In quasi tre decenni dalla sua apparizione come artista di musica eclettica e controversa, a causa delle stratificazioni country ed elettroniche (questo ultimo lavoro è stato registrato sulle coste della Cornovaglia, città che ha dato il natale a R.D. James aka Aphex Twin, e del quale ne è ferreo ammiratore) Fin Greenall si riunisce nel 2023 con il trio originale di collaboratori e ritorna sulla pittoresca costa sud-occidentale dell’Inghilterra.

In questo contesto post-apocalittico insieme ai compagni Tim Thornton e Guy Whittaker, creano dieci brani intimi ed essenziali, prodotti da Sam Okell. La band è stata invitata a registrare nel suo studio di nuova costruzione infatti. Okell è un ingegnere vincitore del Grammy Award del 50° anniversario di “Get Back” e di “Sgt. Pepper’s Lonely Hearts Club Band” dei Beatles.

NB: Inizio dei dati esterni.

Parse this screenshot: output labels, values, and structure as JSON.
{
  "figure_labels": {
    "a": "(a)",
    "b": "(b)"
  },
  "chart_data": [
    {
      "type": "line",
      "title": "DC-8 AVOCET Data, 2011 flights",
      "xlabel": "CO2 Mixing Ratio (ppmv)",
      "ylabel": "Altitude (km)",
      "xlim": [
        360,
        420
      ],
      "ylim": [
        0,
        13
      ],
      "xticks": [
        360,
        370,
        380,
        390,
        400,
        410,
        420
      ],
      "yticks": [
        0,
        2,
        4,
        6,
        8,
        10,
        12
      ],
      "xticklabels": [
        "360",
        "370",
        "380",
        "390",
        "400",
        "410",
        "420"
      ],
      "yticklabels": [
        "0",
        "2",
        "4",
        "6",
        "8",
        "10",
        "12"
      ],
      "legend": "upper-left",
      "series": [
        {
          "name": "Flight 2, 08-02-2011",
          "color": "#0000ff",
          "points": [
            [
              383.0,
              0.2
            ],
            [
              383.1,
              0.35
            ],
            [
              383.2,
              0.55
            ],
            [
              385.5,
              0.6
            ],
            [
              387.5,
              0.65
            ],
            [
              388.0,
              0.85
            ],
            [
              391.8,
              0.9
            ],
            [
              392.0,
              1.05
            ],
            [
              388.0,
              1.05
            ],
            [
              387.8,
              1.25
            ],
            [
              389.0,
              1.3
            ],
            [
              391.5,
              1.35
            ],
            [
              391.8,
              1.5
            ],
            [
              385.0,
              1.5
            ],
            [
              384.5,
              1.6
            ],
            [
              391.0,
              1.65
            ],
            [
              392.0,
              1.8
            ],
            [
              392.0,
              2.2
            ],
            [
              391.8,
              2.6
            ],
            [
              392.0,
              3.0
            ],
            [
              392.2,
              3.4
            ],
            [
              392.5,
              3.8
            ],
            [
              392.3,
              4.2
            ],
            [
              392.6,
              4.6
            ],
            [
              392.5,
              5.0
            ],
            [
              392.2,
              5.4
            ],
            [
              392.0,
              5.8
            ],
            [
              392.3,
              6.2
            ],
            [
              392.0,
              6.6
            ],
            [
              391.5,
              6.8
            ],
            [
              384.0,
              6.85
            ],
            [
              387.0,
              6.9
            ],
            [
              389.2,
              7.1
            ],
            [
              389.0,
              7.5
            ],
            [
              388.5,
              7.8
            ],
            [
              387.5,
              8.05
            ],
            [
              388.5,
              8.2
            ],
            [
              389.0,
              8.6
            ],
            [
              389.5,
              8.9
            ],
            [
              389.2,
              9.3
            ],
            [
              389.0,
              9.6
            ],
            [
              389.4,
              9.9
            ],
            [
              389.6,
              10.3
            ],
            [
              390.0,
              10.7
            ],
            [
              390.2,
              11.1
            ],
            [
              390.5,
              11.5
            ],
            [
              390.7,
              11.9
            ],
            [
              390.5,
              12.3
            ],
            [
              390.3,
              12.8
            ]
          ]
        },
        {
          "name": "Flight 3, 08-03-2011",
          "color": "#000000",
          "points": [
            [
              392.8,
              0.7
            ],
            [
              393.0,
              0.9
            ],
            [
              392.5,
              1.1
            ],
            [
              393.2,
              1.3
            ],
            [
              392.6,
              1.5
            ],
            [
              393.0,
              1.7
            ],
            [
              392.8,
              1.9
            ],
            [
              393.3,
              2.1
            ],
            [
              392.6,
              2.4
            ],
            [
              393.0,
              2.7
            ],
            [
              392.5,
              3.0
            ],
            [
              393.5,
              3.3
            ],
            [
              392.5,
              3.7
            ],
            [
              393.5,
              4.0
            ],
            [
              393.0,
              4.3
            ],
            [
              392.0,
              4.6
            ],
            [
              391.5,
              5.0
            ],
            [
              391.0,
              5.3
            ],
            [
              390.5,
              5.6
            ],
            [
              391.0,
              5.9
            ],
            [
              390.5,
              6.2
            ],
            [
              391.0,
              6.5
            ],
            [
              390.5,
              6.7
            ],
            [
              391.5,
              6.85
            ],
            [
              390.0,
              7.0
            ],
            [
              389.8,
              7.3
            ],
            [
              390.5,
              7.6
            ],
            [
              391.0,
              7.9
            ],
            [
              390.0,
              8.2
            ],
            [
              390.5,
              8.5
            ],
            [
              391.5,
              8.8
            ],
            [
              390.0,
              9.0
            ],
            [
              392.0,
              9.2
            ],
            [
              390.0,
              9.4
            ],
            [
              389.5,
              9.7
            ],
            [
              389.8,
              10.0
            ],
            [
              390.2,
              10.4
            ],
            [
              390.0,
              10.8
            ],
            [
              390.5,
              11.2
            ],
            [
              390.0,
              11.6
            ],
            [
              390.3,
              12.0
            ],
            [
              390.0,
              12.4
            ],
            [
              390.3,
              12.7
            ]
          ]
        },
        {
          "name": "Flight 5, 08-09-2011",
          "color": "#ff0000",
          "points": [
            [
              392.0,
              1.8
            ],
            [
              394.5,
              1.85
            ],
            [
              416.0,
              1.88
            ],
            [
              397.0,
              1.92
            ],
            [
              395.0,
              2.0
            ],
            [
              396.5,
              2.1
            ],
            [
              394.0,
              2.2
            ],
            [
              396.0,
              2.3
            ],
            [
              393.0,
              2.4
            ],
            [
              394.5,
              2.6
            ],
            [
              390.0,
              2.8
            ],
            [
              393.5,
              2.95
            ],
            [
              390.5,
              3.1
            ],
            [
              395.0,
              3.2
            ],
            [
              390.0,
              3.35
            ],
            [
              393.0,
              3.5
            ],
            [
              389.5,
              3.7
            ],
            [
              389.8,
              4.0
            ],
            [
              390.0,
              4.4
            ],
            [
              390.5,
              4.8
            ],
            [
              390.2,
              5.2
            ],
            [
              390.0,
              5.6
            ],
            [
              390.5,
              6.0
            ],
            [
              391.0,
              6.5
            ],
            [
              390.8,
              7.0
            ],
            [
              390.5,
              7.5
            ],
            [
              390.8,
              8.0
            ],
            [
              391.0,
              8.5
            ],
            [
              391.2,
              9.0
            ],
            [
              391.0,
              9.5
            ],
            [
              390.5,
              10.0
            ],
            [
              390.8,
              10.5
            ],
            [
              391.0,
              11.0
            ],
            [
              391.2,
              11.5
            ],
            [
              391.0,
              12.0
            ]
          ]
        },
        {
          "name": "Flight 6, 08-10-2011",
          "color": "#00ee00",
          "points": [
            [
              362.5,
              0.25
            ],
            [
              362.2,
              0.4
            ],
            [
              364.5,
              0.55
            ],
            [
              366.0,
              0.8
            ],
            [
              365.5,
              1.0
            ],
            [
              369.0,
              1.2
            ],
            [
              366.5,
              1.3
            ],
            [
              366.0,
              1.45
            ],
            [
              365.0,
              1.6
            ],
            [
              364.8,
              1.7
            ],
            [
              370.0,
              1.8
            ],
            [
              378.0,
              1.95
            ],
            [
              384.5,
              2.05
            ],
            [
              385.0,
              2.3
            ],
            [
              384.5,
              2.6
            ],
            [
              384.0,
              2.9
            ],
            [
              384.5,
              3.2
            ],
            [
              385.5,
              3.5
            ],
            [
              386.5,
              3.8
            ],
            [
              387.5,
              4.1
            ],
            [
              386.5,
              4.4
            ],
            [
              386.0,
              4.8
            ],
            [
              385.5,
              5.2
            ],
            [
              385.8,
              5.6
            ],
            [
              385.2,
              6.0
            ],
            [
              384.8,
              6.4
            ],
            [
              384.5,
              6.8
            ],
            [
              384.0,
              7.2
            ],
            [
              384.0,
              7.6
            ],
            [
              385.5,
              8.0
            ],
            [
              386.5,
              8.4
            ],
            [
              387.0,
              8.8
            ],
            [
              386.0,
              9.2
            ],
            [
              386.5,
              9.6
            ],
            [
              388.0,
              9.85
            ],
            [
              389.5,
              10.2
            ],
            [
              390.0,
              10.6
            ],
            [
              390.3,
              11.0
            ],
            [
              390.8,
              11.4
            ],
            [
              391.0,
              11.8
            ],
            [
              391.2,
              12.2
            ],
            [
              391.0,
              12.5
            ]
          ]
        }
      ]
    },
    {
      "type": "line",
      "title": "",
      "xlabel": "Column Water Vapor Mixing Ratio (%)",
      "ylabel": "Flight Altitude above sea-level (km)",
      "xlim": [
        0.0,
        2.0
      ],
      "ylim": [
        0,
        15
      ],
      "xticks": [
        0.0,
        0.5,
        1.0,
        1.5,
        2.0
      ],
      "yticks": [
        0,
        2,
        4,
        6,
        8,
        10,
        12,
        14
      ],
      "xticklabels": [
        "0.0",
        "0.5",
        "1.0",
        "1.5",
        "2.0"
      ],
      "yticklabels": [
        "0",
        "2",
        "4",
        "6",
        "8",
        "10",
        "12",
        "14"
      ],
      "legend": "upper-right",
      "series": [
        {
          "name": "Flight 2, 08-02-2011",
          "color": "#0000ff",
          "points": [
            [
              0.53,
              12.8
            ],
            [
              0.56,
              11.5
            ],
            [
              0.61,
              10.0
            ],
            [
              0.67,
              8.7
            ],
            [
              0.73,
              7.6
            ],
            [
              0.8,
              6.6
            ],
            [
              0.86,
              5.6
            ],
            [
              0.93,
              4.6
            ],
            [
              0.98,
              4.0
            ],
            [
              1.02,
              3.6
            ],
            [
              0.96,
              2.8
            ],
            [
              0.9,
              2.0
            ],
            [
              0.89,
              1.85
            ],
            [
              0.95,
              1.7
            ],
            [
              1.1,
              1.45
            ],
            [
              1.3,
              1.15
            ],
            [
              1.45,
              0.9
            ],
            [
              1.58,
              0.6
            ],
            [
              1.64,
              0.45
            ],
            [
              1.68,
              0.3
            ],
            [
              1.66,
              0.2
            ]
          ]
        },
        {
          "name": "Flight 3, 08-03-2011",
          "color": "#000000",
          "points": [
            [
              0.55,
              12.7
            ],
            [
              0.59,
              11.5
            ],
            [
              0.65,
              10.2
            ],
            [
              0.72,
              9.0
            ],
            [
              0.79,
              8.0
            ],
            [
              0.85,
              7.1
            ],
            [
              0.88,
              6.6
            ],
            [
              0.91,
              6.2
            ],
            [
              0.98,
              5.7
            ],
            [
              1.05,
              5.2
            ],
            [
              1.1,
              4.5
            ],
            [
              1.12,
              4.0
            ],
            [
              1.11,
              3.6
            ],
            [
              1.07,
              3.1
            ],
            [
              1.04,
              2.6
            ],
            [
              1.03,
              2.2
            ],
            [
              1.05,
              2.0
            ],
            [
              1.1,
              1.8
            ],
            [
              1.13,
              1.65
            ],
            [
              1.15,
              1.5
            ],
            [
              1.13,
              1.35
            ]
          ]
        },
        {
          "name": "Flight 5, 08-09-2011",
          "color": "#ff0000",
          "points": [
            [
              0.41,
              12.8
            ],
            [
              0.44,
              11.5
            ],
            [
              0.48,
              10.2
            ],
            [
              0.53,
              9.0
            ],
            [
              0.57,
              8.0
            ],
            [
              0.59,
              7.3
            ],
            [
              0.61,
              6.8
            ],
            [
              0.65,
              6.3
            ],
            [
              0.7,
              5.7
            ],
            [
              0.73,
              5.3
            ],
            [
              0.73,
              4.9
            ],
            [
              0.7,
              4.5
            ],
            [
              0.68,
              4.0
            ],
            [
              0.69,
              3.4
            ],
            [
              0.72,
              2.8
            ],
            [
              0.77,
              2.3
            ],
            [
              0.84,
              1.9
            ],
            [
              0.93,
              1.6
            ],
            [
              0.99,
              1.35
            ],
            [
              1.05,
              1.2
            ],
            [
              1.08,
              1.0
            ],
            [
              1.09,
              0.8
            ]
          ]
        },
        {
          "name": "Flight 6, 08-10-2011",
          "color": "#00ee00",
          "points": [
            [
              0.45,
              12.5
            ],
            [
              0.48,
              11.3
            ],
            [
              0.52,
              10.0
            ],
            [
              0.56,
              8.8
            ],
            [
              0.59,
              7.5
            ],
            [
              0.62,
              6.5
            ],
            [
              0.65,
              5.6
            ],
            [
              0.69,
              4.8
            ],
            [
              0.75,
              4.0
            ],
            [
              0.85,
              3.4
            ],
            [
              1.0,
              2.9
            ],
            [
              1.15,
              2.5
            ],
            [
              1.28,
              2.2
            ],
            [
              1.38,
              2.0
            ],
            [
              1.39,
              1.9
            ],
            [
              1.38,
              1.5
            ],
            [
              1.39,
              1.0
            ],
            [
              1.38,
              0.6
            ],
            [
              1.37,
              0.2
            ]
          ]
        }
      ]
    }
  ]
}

Pubblicato su vinile, CD, cassetta e formati digitali, “Beauty in Your Wake” segna un periodo di radicata sicurezza di sé e affinità creativa per la band riunita. Le canzoni esplorano temi sull’amore e sulla perdita dell’io, con una sincerità e una vulnerabilità che sono davvero commoventi e che solo la voce di Fink riesce a fare emergere. Mai come in questo album infatti si può descrivere il suo lavoro come una Sort of Revolution dove citava: “All this time preparing for it”. (Tutto questo tempo per prepararsi).

Le ritmiche sono ricche di stratificazioni elettroniche ed elementi acustici solitari, in grado di creare un’atmosfera eterea ma triste. Momenti più ritmati come Out Loud e Too Late si alternano a ballate più intime come Warm Shadow e All the Good.

Fink dimostra ancora una volta la sua abilità nel creare canzoni che riescono a toccare profondamente l’anima, con testi che sono allo stesso tempo spensierati e profondi. “Beauty in Your Wake” è un album che merita di essere ascoltato con attenzione più volte, per immergersi completamente nelle emozioni e nelle atmosfere che Fink e il trio ha voluto creare.

Beauty in Your Wake” è un trionfo alla bellezza a discapito della mondanità, ormai così spesso inquinata dai numeri. Lavorando in modo totalmente autosufficiente e indipendente, il cantautore inglese ricorda tutti, da Nick Drake a Neil Young, ma rimanendo fermamente fedele al suo segno distintivo unico.

Il nuovo album “Beauty in Your Wake” è perfetto sia per i fan di lunga data che per i più giovani sognatori, perché custodisce gran parte dei valori fondamentali della vita senza limite di età. È un disco se vogliamo anche pessimistico ma, nello stesso tempo, positivamente edificante.